Le droit à une vie sans violences est également l’un des droits prioritaires à défendre en Amérique latine et aux Caraïbes, où la violence a été « normalisée ». Nous ne pouvons concevoir, ni accepter, que 68 enfants et adolescents meurent violemment chaque jour dans la région. Il est donc nécessaire de revoir et de faire progresser les politiques visant à lutter directement contre les abus et la maltraitance des enfants.

Notre dette envers les enfants et les adolescents est considérable et cruelle. Il est urgent que tous les acteurs unissent leurs forces pour leur garantir une vie digne.

Notons aussi que la participation des enfants est l’un des principes fondamentaux de la Convention relative aux droits de l’enfant. Il est essentiel qu’ils puissent l’exercer afin de renforcer les actions en leur faveur.

Concernant la participation des enfants justement, celle-ci a-t-elle progressé en Amérique latine ces dernières années ?

ODHAG : Il est tout d’abord important et nécessaire de réfléchir à ce que nous entendons par participation, surtout 35 ans après la promulgation de la Convention. Il est désormais essentiel de considérer la participation dans un monde globalisé et marqué par le numérique et les réseaux sociaux.

Dans une certaine mesure, la participation des enfants a progressé dans notre région. Principalement dans les milieux urbains. Nous considérons que les espaces d’éducation aux droits humains jouent un rôle important. Certains enfants, surtout les adolescents, réussissent bien à s’organiser et à revendiquer une plus grande participation dans les cercles où ils évoluent.

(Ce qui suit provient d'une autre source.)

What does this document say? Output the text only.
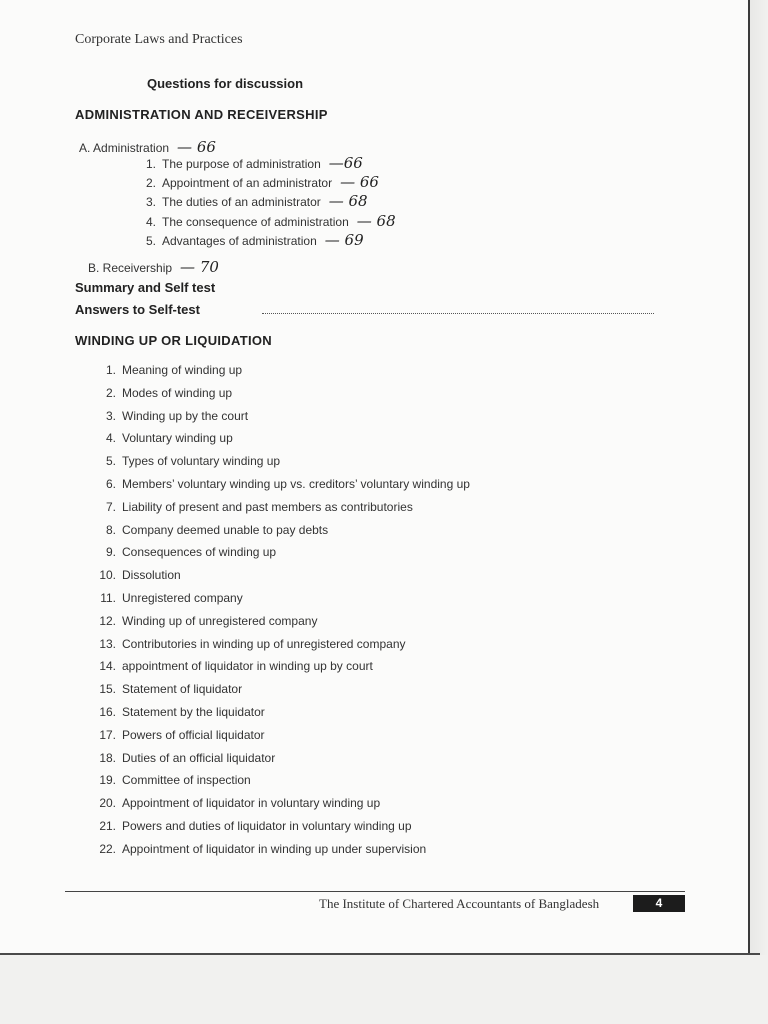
Corporate Laws and Practices
Questions for discussion
ADMINISTRATION AND RECEIVERSHIP
A. Administration — 66
1. The purpose of administration —66
2. Appointment of an administrator — 66
3. The duties of an administrator — 68
4. The consequence of administration — 68
5. Advantages of administration — 69
B. Receivership — 70
Summary and Self test
Answers to Self-test
WINDING UP OR LIQUIDATION
1. Meaning of winding up
2. Modes of winding up
3. Winding up by the court
4. Voluntary winding up
5. Types of voluntary winding up
6. Members’ voluntary winding up vs. creditors’ voluntary winding up
7. Liability of present and past members as contributories
8. Company deemed unable to pay debts
9. Consequences of winding up
10. Dissolution
11. Unregistered company
12. Winding up of unregistered company
13. Contributories in winding up of unregistered company
14. appointment of liquidator in winding up by court
15. Statement of liquidator
16. Statement by the liquidator
17. Powers of official liquidator
18. Duties of an official liquidator
19. Committee of inspection
20. Appointment of liquidator in voluntary winding up
21. Powers and duties of liquidator in voluntary winding up
22. Appointment of liquidator in winding up under supervision
The Institute of Chartered Accountants of Bangladesh	4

Cependant, si nous nous référons aux zones les plus reculées, la participation des enfants n’est pas une réalité. Ils n’ont ni accès à l’information ni à l’éducation. Et la question de la pauvreté que nous avons mentionnée précédemment limite le respect de ce droit.

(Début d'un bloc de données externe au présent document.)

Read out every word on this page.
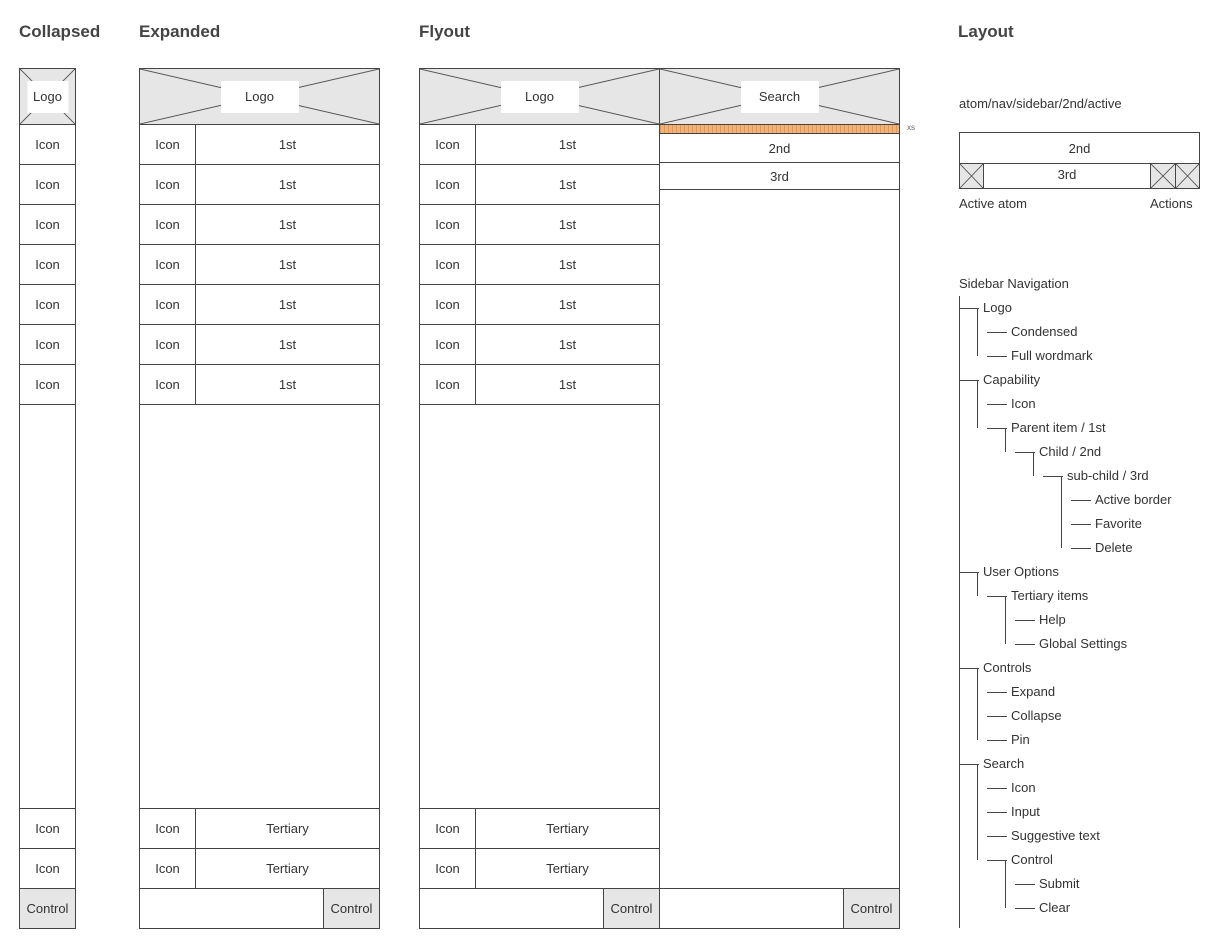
Collapsed Expanded	Flyout	Layout
Logo
Icon
Icon
Icon
Icon
Icon
Icon
Icon
Icon
Icon
Control
Logo
Icon	1st
Icon	1st
Icon	1st
Icon	1st
Icon	1st
Icon	1st
Icon	1st
Icon	Tertiary
Icon	Tertiary
Control
Logo	Search
Icon	1st
Icon	1st
Icon	1st
Icon	1st
Icon	1st
Icon	1st
Icon	1st
Icon	Tertiary
Icon	Tertiary
Control
xs
2nd
3rd
Control
atom/nav/sidebar/2nd/active
2nd
3rd
Active atom	Actions
Sidebar Navigation
Logo
Condensed
Full wordmark
Capability
Icon
Parent item / 1st
Child / 2nd
sub-child / 3rd
Active border
Favorite
Delete
User Options
Tertiary items
Help
Global Settings
Controls
Expand
Collapse
Pin
Search
Icon
Input
Suggestive text
Control
Submit
Clear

Pour une organisation comme la vôtre, l’ODHAG, quels sont les principaux défis, les principales initiatives à mener ?

ODHAG : En matière de prévention – qui avec des institutions corrompues est un chemin long à parcourir -, il est important de continuer à renforcer la protection intégrale des enfants et des adolescents. Un axe fondamental. Nous le faisons à travers la formation dans des domaines variés : les différentes formes de violence et comment s’en prémunir, la parentalité responsable, l’intelligence émotionnelle, les droits de l’enfant, l’égalité des sexes, la non-discrimination, etc. Selon les sujets abordés, nos populations cibles sont les enfants et les adolescents, les parents, les soignants ou les professionnels de l’enfance.… 

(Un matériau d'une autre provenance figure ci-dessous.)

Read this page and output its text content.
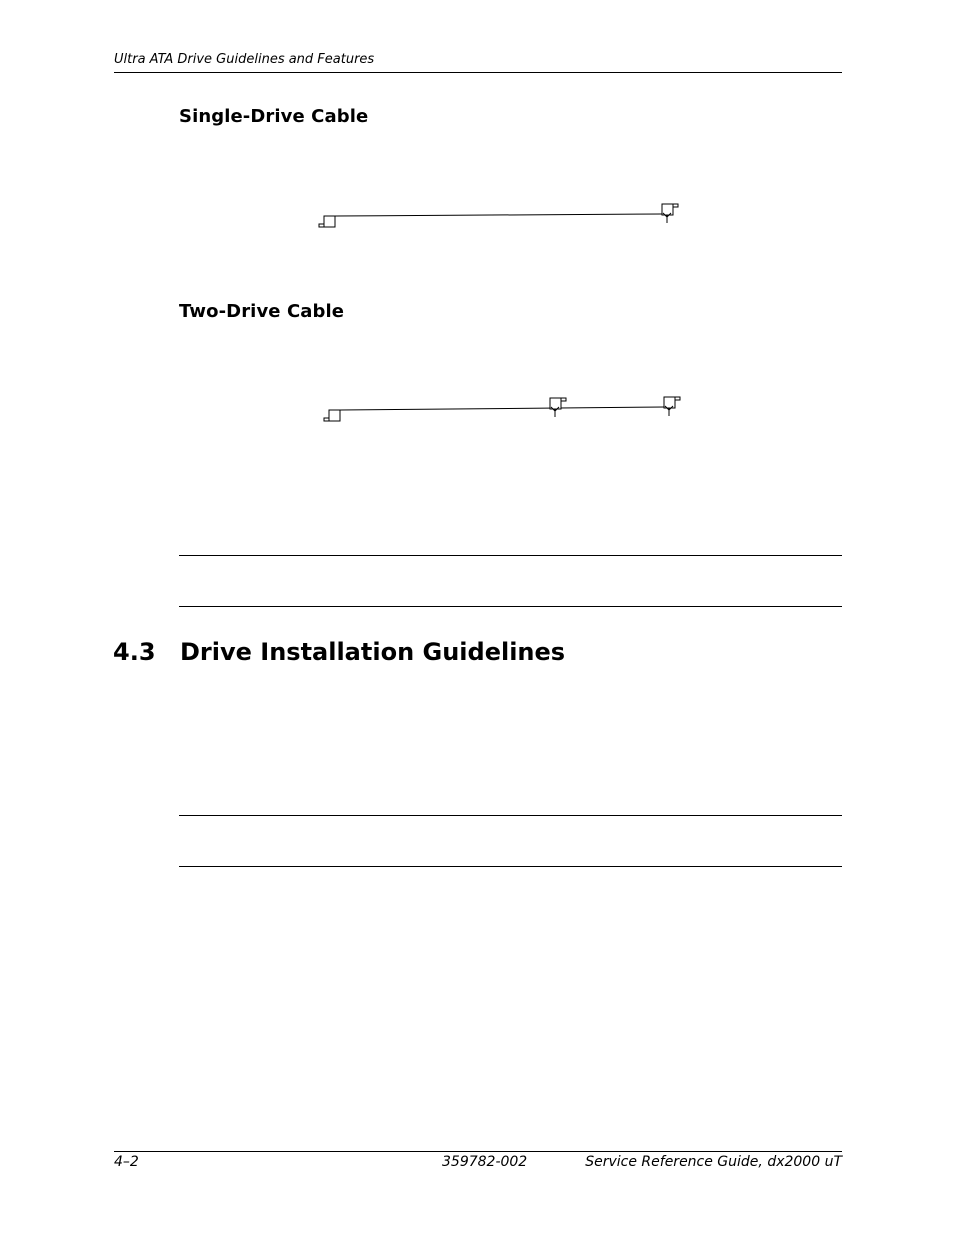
Ultra ATA Drive Guidelines and Features
Single-Drive Cable
Two-Drive Cable
4.3 Drive Installation Guidelines
4–2	359782-002	Service Reference Guide, dx2000 uT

Nous considérons en effet l’éducation aux droits comme un volet essentiel, permettant de faire évoluer les mentalités, avancer les sociétés. Bien sûr, cela doit être mené en coordination avec d’autres organismes afin d’apporter un soutien opportun aux bénéficiaires. Une aide humanitaire et du matériel scolaire notamment. Ce sont des actions simples peut-être, mais significatives pour les populations cibles, celles qui sont peu visibles.

D’autre part, le plaidoyer en faveur des enfants et des adolescents doit être renforcé afin d’exiger l’application des lois existantes et le vote de réformes quand cela est nécessaire. Pour cela, les demandes adressées aux gouvernements doivent être permanentes.

La situation dramatique des enfants est une réalité que les sociétés centrées sur les adultes sont en train de laisser derrière elles. Nous devons donc travailler à la rendre visible, sensibiliser et former tous les secteurs de la société afin que nous menions tous ensemble des actions concrètes en faveur des enfants.